İnsanı insan yapan en değerli unsurlardan biri- “düşünmek”, günün sonunda insanı hem kendinden hem diğerlerinden uzaklaştıran ve anı yaşamayı imkânsız kılan bir şey olarak da çıkar karşımıza. Geçmişin güzelliğine, rahatlığına, tanıdıklığına düşkünlüğümüz ve hakkında olmayanı oldurtan düşüncelerimizdir belki de bizi biz yapan, insan yapan. Ya da kafamızda kurduğumuz senaryolardan oluşan hayatımızın bölük pörçük halleridir kendimizi insan olarak, hissedebilen bir insan olarak tanımlayabiliyor olmamız. Kendi görüşümüzü dibine kadar savunduğumuzda hissettiğimiz gururdur belki de bize insan olduğumuzu hissettiren. Yaptığımız hataları, yanlış yorumladığımız durumları, normlara uymayan düşüncelerimizi yüksek bir bilinçle değiştirdiğimizde insanızdır belki de. Boş tavanlara bakmak günlük rutinimin bir parçası haline geldiğinden beri bu düşüncelerin beni hayata karşı öfkelendirdiğini degil de aksine özgürleştirdiğini fark etmiştim. Çok düşünmenin insanı mahkum etmekten ziyade özgürleştirdiğini, özgürleştikce büyüttüğünü anlamaya başlamıştım.

İnsan olmanın birçok tanımını da saymak mümkün. Kimisi insanları bir hayvandan sayar ve “Hepimiz canlıyız” deyip bir sonraki konuya geçer, bir başkası ise insan bir robottur der ve günümüz toplumlarında bireysel kimliğin ne kadar bulanıklaştığına atıf yapar. Mark Twain insanı bir bukalemuna benzetir çünkü insanların girdikleri her ortama bir şekilde ayak uydurduğunu ve orada bir benlik yarattığını söyler. İnsan olmak, günün sonunda zor bir şeydir aslında. Bunun sebebi de hem kelimenin tam anlamıyla birer “insan” oluşumuz hem de bu anlamı kendimiz yaratmamızdır. Nasıl insan olunduğu kendi çevremizce belirlerken, hangi hareketi, düşünceyi, yaşayış biçimini nasıl, ne şekilde, nerede yaşayacağımızı biz tanımlarız. Bu tanımlamaları da kendimize özgür bir alan yaratmak için normlarımız ve değerlerimiz etrafında belirleriz.

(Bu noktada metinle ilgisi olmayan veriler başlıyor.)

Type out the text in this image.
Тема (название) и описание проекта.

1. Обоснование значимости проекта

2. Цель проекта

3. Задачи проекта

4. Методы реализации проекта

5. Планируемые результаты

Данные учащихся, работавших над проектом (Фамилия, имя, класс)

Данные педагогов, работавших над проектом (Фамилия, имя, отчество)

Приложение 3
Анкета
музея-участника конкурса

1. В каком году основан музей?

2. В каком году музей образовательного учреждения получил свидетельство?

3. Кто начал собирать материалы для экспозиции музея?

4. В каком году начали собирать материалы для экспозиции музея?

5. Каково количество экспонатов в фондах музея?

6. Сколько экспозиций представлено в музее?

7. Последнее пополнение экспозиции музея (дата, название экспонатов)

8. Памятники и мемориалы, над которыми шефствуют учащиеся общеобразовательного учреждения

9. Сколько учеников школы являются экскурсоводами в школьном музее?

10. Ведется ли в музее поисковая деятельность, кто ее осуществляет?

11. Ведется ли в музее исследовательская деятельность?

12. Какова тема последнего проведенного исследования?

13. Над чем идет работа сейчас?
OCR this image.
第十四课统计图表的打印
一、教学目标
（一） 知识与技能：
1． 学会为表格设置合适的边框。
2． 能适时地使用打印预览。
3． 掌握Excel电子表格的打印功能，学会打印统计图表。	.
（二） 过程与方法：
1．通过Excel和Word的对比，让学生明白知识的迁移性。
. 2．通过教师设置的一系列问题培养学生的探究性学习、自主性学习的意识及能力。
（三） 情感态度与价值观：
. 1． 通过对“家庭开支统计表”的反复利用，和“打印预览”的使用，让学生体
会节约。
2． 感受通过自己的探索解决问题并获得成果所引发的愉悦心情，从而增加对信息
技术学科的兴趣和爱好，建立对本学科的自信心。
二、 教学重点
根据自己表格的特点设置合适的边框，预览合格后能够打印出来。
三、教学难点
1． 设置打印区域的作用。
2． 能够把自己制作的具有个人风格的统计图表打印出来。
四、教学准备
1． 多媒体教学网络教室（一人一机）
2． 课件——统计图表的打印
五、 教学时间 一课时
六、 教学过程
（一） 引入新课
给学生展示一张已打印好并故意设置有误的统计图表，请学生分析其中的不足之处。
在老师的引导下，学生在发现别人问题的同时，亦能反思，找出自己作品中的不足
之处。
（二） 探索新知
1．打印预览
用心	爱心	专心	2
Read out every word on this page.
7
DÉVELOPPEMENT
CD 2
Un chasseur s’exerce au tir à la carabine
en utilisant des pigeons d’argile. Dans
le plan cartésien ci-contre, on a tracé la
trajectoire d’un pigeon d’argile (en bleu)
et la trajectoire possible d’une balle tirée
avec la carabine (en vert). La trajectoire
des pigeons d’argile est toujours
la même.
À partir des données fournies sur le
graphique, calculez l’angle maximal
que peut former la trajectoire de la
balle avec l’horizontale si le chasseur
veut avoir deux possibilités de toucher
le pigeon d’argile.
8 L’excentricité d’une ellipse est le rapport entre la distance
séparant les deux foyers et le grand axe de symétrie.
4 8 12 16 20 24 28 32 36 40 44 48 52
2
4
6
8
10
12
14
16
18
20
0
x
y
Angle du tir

Sonuç olarak Engin Gençtan’ın da anlatmak istediği gibi, kendimize yarattığımız evren, bizi özgürleştirmeye çokça yeterlidir aslında. Evet, bireyin özgürlüğü bir noktaya kadar sınırlıdır, fakat bunu nasıl tanımladığımız, evreni nasıl bildiğimiz, nasıl bir insan olduğumuz ve tüm bunları nasıl değiştirebileceğimiz, binlerce olasılığın arasında, bize kalmış. Her şeyden önce yapmamız gereken şey, yani kendimizi tanımak, hayat denilen yarattığımız bu karmaşa sonucu bazen en son bazen de hiç yapmadığımız bir şey aslında.